Durante mais de dez anos, entre 2003 e 2014, prevaleceu um discurso pretensioso.
Vindo de intelectuais culturais dotados de muita visibilidade e prestígio, esse discurso, embora de aparência generosa, expressava um perverso preconceito social.
Aliás, todos esses intelectuais vinham com a falácia do "combate ao preconceito".
Eram só eles, não havia um contraponto nesse "debate" que mais parecia um monólogo.
A burocracia acadêmica fez sua parte, barrou do caminho da pós-graduação gente que poderia ter uma visão mais crítica da pobreza brasileira.
Paciência. Era a burocracia acadêmica que, no âmbito nacional, era "governada" pelo lobby intelectual do PSDB na Universidade de São Paulo (USP).
Daí que intelectuais do nível de Umberto Eco e Guy Debord, que poderiam analisar, no Brasil, a chamada "cultura de massa", foram banidos do mercado da visibilidade intelectual.
E o que tivemos?
Tivemos os porta-vozes da mídia venal que atuaram como free lancers para difundir sua visão de "cultura popular" na mídia progressista, de esquerda.
A ideia era castrar o debate cultural e deixar a pobreza como está.
Os intelectuais "bacanas" usavam a desculpa do "combate ao preconceito" para fazer prevalecer suas visões.
Promoviam uma pobreza espetacularizada tomando emprestado de seu nunca assumido guru, o ex-presidente Fernando Henrique Cardoso, o termo "periferia".
E aí, o que fizeram?
Defenderam a permanência de valores da pobreza como se fosse lindo ser pobre.
Valores de degradação sócio-cultural eram vistos como "simbologia positiva das periferias".
Isso manchou as esquerdas, que aceitaram as falácias da intelectualidade infiltrada, vinda dos porões ideológicos do PSDB, da Folha de São Paulo e respaldados até por Globo, Veja e Caras.
E diante do estigma esquerdista de que "pobre tem que ficar na pobreza", as seitas religiosas preencheram a lacuna das esquerdas, desmoralizadas.
E criaram ambientes para a adesão dos novos pobres à extrema-direita.
Sindicatos ocupados em arrecadar dinheiro e fazer parcerias com ídolos musicais popularescos em festas trabalhistas.
Governantes esquerdistas preocupados em enfiar bregas decadentes em viradas culturais que depois viram (olha o trocadilho) trampolim para a mídia venal.
Acadêmicos que "etnicizam" os "sucessos do povão" das rádios "populares", mas oligárquicas, preferiram o entretenimento e o consumismo a melhoria da vida das classes populares.
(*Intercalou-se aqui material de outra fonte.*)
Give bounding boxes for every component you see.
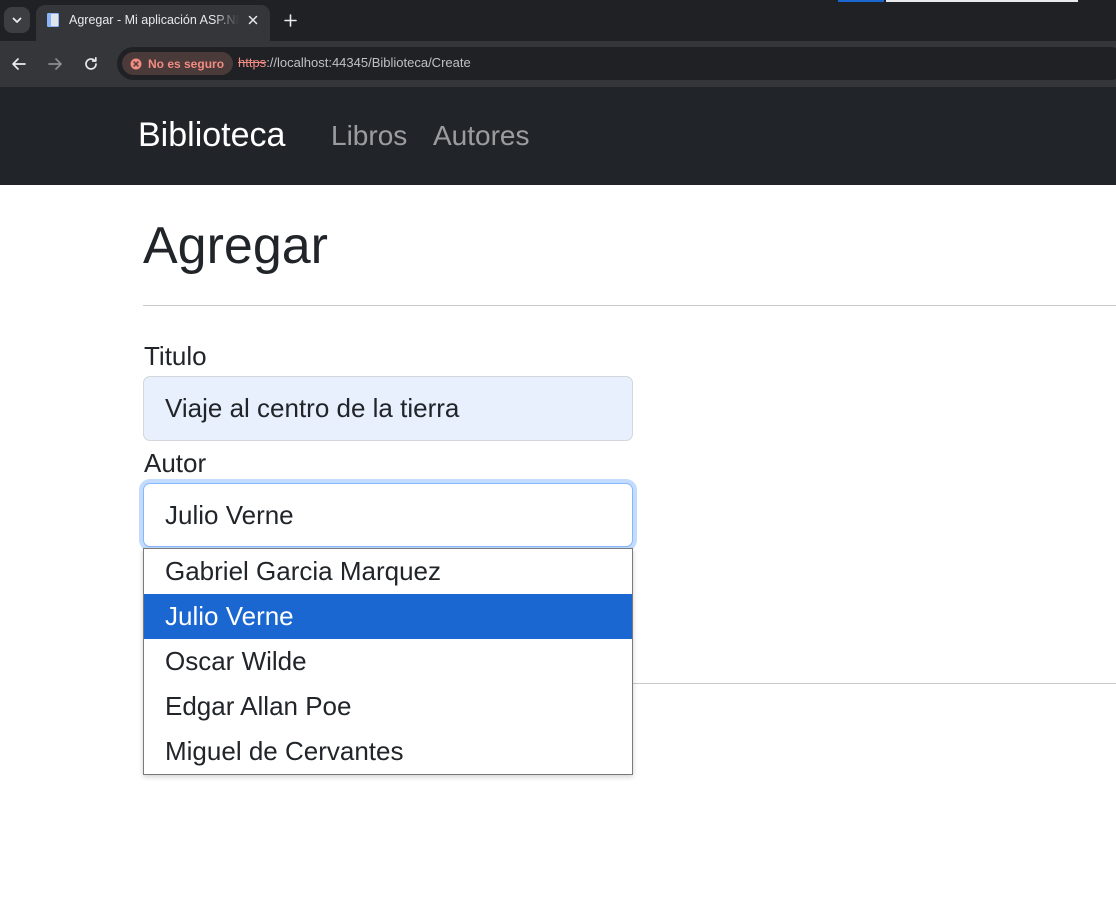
tab-close-button[interactable]: [244, 11, 262, 29]
forward-arrow-icon: [48, 58, 62, 70]
browser-tab-strip: Agregar - Mi aplicación ASP.NET: [0, 0, 1116, 41]
nav-link-libros[interactable]: Libros: [331, 120, 407, 152]
reload-button[interactable]: [79, 52, 103, 76]
url-scheme: https: [238, 55, 267, 70]
close-icon: [248, 15, 258, 25]
autor-option[interactable]: Julio Verne: [144, 594, 632, 639]
warning-icon: [130, 58, 142, 69]
option-label: Miguel de Cervantes: [165, 736, 404, 766]
chevron-down-icon: [12, 17, 22, 23]
autor-option[interactable]: Oscar Wilde: [144, 639, 632, 684]
address-bar[interactable]: No es seguro https://localhost:44345/Bib…: [117, 47, 1116, 80]
autor-select[interactable]: Julio Verne: [143, 483, 633, 547]
autor-select-value: Julio Verne: [165, 499, 294, 530]
option-label: Oscar Wilde: [165, 646, 307, 676]
tab-search-button[interactable]: [4, 7, 30, 33]
titulo-input[interactable]: [143, 376, 633, 441]
navbar-brand[interactable]: Biblioteca: [138, 116, 285, 155]
window-accent-strip: [838, 0, 884, 2]
document-icon: [47, 13, 59, 27]
option-label: Julio Verne: [165, 601, 294, 631]
url-path: ://localhost:44345/Biblioteca/Create: [266, 55, 471, 70]
tab-title: Agregar - Mi aplicación ASP.NET: [69, 13, 239, 27]
autor-dropdown-list: Gabriel Garcia Marquez Julio Verne Oscar…: [143, 548, 633, 775]
back-arrow-icon: [12, 58, 26, 70]
browser-toolbar: No es seguro https://localhost:44345/Bib…: [0, 41, 1116, 87]
url-text[interactable]: https://localhost:44345/Biblioteca/Creat…: [238, 55, 471, 70]
plus-icon: [283, 13, 297, 27]
back-button[interactable]: [7, 52, 31, 76]
browser-tab-active[interactable]: Agregar - Mi aplicación ASP.NET: [36, 5, 270, 41]
autor-option[interactable]: Gabriel Garcia Marquez: [144, 549, 632, 594]
reload-icon: [85, 56, 97, 70]
new-tab-button[interactable]: [280, 10, 300, 30]
option-label: Gabriel Garcia Marquez: [165, 556, 441, 586]
autor-option[interactable]: Edgar Allan Poe: [144, 684, 632, 729]
option-label: Edgar Allan Poe: [165, 691, 352, 721]
titulo-label: Titulo: [144, 341, 207, 371]
page-title: Agregar: [143, 217, 328, 275]
site-navbar: Biblioteca Libros Autores: [0, 87, 1116, 185]
autor-label: Autor: [144, 448, 207, 478]
security-chip[interactable]: No es seguro: [122, 52, 234, 75]
forward-button[interactable]: [43, 52, 67, 76]
nav-link-autores[interactable]: Autores: [433, 120, 530, 152]
autor-option[interactable]: Miguel de Cervantes: [144, 729, 632, 774]
window-accent-strip-light: [886, 0, 1078, 2]
security-label: No es seguro: [148, 56, 225, 71]
title-divider: [143, 305, 1116, 306]
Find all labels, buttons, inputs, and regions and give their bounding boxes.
Houve inclusão sem desenvolvimento social.
Apenas se forçou a aceitação das classes pobres pela classe média.
Aceitou-se, no entanto, uma imagem que já nascia preconceituosa e caricatural, daí ter sido hipócrita o pretexto de "combate ao preconceito".
Os intelectuais "bacanas" fizeram apologia da degradação sócio-cultural, se infiltraram nas esquerdas para forçar o vínculo e correram fora.
Daqui a pouco, aquele "bom esquerdista" que queria um Brasil brega vai fazer as pazes com Roger Rocha Moreira, Eliane Cantanhede etc e mostrar o elitista que é.
Mas aí será tarde demais.
Os pobres, desconfiados das esquerdas que amavam mais a pobreza do que os pobres, foram para o caminho perigoso de apoiar fascistas.
Sobretudo no Sul e Sudeste em que há muito pobre lambedor de gravatas.
Reportagem do El País fala sobre os novos pobres desiludidos com o esquerdismo.
É uma situação terrível em que forças autoritárias aproveitam a catarse coletiva para promoverem seu obscurantismo político.
E isso, num Brasil em que se liberou geral para as pessoas serem racistas, machistas, homofóbicos, misóginos, valentões, elitistas, entreguistas etc, isso é muito perigoso.
Tudo isso porque um bando de intelectuais falou que era "lindo ser pobre".
Em 1964, a "pobreza linda", embora longe do ideário brega dos últimos anos, provocou o isolamento social dos pobres que viram no crime organizado sua solução.
A raiz do "Estado paralelo" do tráfico e das milícias veio depois, a partir dos anos 1970.
Quem vai "salvar" os pobres diante da catarse reacionária em andamento não se sabe.
O que se sabe é que, mais uma vez, a falácia da "pobreza linda" fracassou.